Kevin O’Donnell is the kind of gardener who really would like to help you with your prickly little problems.
Kevin, who is head gardener at the National Trust’s Llanerchaeron estate in Ceredigion, is not volunteering to prune your roses – but he would be delighted to re-home any stray or orphaned hedgehogs.
Kevin says it’s all down to protecting the environment and rejecting chemical pesticides. “ We’ve worked these beautiful gardens at Llanerchaeron in an organic way for some years now, but the slugs and snails still chew through a worrying share of the lettuces and other vegetables that we grow.
“If we could re-settle some hedgehogs humanely from the area near us then it would be ideal” says Kevin who’s been head gardener at the National Trust property near Aberaeron for just three months.
“We’d be happy to create the kind of environment hedgehogs need – like building some log piles or leaf mounds inside this two-acre walled garden - if only people in West Wales will help us create a small population of these spikey slug-eaters."
 ©National Trust
“It would not be very green if people drove here with their garden hedgehogs from Cardiff, say, but certainly if people like the hedgehog hospital in Haverfordwest had any animals to re-home then we would be delighted to have them, “ says Kevin.
But it is not quite such a simple matter. Hedgehogs are nomadic according to Kevin and might wander off again even if they have begun new lives in the two-acre walled garden at Llanerchaeron. So he’s planning a two-pronged attack on the slugs.

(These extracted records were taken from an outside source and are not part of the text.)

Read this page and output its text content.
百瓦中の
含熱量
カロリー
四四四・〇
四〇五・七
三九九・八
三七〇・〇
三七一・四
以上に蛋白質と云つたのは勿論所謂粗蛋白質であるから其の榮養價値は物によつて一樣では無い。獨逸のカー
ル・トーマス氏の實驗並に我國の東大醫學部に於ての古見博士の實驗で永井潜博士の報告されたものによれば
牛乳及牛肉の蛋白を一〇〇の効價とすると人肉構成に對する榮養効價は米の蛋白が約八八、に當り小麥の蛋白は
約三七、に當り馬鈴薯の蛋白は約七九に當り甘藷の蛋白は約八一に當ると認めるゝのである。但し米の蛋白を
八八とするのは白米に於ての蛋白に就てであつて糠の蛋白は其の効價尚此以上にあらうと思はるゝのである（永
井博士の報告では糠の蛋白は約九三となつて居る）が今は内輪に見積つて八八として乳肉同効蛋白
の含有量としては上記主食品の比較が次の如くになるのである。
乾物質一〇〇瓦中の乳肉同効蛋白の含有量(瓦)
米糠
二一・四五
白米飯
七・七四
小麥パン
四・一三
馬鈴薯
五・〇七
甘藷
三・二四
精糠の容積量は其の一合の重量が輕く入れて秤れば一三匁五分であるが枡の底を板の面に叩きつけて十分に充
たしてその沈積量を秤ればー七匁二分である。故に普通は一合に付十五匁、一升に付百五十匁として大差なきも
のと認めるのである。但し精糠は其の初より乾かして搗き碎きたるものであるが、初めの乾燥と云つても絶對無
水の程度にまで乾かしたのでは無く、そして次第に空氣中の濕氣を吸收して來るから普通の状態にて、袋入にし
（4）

“There’s no doubt that thrushes and blackbirds are also good predators on snails and slugs. So we’re going to make the garden even more the kind of habitat those species of birds will inhabit,” he says.
“If you pay attention carefully round your garden you’ll sometimes hear thrushes hitting snails against a stone to smash their shells. That’s just the kind of help a gardener can do with. And on those damp, summer nights – just after dark – you’ll see hedgehogs all around Wales on the hunt for snails and slugs as they slither along in the dew,” Kevin told me.
The National Trust at Llanerchaeron is holding a “Hedgehog Day” on July the 27th Janice Thomas, the visitor services manager at the estate, which is just three miles inland from Aberaeron, says there’ll be a hedgehog trail for children and adults to follow around the estate, there’ll be children’s crafts to do and there’ll be a delightful guest appearance.
“Yes, we’ll have Trusty the Hedgehog here too,” says Janice. “He’s a full sized – almost humanlike – kind of animal and he’s very much loved by all the kids who ever meet him. And there’s a serious side to the day too.
“We’ll have information panels round the place pointing out to visitors that hedgehogs do a great deal of good in our gardens, but they face a lot of dangers that people need to be told about. The National Trust is determined here at Llanerchaeron that we’ll work together in close harmony with Mr and Mrs Tiggiwinkle,” said Janice.